Compare two flat files with multiple columns

Category: sql server ssis

Question

ZBGmail on Mon, 02 Apr 2018 14:41:05


I want to compare two flat files (Day-1, Day-2) , pipe delimited with approximately 80 columns. I will have one column called accountId which will be unique.

For e.g.

Day-1 file has

AccountId|Fname|Lname|Address|City|State|Zip|Phone

1000|John|Doe|22 East Ave|Austin|TX|99088|223-445-6789

1001|Jane|Doe|22 East Ave|Austin|TX|99088|223-445-6789

1002|Mary|Doe|22 East Ave|Austin|TX|99088|223-445-6789

Day-2 file has

AccountId|Fname|Lname|Address|City|State|Zip|Phone

1000|John|Doe|24 East Ave|San Antonio|TX|68088|225-445-6789

1001|Jane|Doe|22 East Ave|Austin|TX|99088|225-445-6789

1003|Martin|Smith|44 Tulsa Ave|Dallas|TX|77898|112-445-6791


Here is what I would like output of the comparison 

1)File A with all new entries in Day-2 and not in Day-1. (will have a row for accountid 1003)

2)File B with all entries that are missing in Day-2 but were there on Day-1 (will have a row for accountid 1002)

3)File C -this is the tricky one-. This file will have one row per every change in record per accountid that it finds in Day-2 compared to Day-1. 

AccountId|Indicator|NewValue

1000|Addr|24 East Ave

1000|C|San Antonio

1000|Z|68088

1000|P||225-445-6789

1001|P||225-445-6789

*File c shows that there were 4 changes in accountid 1000 and 1 change in accountid 1001. Each change is reflected on a new row with some indicator(like P for a phone number change)

Thanks in advance. 


Replies

ArthurZ on Mon, 02 Apr 2018 14:47:30


Hi ZBGmail,

I would proceed as follows:

  1. dump the both files into a staging table (each)
  2. Run whatever SQL necessary to grab the diffs 1 to 3

Ashish Kumar Tiwari on Mon, 02 Apr 2018 18:48:25


Hi ZBGmail,

As suggested by Aurthur, do this in SQL. It would be lot easier and flexible to do that way. However, if you must do this in SSIS, then you can do it as mentioned below (Sample DFT logic shown in attached picture with all component configurations):

1- Create two flat file source, one for each source file i.e. Day-1, Day-2.

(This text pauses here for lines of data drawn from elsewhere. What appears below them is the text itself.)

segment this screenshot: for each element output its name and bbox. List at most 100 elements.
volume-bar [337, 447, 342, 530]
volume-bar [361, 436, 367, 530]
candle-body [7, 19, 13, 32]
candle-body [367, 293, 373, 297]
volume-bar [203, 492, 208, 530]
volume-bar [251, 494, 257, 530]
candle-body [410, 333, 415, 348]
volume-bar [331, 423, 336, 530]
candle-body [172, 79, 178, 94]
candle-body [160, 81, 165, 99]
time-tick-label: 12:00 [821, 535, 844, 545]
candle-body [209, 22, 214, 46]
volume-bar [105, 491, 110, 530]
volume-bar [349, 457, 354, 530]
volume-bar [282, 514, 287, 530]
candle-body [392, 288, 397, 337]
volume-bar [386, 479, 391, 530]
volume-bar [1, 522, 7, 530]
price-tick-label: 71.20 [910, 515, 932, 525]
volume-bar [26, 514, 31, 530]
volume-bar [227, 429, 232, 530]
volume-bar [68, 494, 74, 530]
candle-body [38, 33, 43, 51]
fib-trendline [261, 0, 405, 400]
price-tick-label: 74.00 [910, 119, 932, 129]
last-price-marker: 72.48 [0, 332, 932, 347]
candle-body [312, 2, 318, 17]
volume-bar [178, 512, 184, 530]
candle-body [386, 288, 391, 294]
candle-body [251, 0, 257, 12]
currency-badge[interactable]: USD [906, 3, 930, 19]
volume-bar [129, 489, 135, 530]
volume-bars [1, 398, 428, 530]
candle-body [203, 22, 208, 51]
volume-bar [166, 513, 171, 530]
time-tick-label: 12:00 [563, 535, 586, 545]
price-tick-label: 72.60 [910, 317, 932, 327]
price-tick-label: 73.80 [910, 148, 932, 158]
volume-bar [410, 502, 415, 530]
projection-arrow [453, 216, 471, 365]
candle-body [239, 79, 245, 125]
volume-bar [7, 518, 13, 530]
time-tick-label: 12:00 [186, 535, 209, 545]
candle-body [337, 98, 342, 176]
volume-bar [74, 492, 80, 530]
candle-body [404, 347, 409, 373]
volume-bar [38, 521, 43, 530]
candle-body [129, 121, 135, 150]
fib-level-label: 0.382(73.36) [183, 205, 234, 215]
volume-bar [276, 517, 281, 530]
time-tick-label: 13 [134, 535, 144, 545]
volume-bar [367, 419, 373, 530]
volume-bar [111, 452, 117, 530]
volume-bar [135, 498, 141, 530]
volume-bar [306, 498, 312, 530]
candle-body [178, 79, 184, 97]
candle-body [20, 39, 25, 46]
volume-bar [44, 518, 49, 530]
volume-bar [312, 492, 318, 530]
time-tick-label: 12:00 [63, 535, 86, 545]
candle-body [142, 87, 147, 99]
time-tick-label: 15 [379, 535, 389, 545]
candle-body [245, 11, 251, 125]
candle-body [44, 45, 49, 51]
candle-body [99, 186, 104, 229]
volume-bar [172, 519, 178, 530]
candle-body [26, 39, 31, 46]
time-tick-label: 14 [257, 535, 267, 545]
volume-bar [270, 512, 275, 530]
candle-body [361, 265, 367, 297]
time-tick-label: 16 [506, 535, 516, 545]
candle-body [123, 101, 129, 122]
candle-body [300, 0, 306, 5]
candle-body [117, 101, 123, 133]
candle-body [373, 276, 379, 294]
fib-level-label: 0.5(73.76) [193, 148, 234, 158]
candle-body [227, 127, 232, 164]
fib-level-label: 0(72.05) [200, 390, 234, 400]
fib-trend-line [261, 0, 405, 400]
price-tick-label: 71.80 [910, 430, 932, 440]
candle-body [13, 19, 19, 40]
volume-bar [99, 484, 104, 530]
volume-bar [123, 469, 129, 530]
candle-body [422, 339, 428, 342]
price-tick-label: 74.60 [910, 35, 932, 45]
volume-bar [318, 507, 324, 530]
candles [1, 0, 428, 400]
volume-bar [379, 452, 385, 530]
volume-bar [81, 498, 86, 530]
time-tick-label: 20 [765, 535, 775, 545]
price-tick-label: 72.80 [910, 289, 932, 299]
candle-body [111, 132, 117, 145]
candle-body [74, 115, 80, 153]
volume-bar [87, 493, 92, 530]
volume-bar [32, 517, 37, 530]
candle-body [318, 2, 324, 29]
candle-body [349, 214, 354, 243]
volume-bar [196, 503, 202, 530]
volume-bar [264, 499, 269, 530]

2- Go to advance editor, set IsSorted property of both sources to true and SortKeyPosition of AccountID to 1.

3- Drag and drop "Merge Join" component, select JOIN TYPE = "Full Outer Join" from the drop down on top.

4- Check "Join Key" check box against AccountId and check the front check box for all the columns in both sources.

5- Use a "Conditional Split" component to separate outputs for FileA, FileB and FileC. Expression given in the attached picture.

6- For each column that you want to check for difference for FileC, use a derived column as shown in picture.

7- Finally, merge the outputs and filter out unwanted rows.

8- Direct your output to file destination.


HTH,
Cheers!!
Ashish
Please mark it as Answered if it answered your question or mark it as Helpful if it helped you solve your problem.


Visakh16 on Mon, 02 Apr 2018 20:05:34


Once you get all file datas on  staging tables, then all you would require would MERGE statement logic to compare between them based on account id and get differences. Then you can insert them to any table you want and take appropriate actions like notification etc

ZBGmail on Tue, 03 Apr 2018 13:39:48


Thank you so much Ashish.. Really appreciate you taking so much time to explain the process. 

ZBGmail on Tue, 03 Apr 2018 13:40:53


Thank you Arthur for your response. I will give it a try.

ZBGmail on Tue, 03 Apr 2018 13:41:29


Thank you Visakh.

Ashish Kumar Tiwari on Tue, 03 Apr 2018 18:43:49


You're welcome. Please mark it as answer if it solved your problem.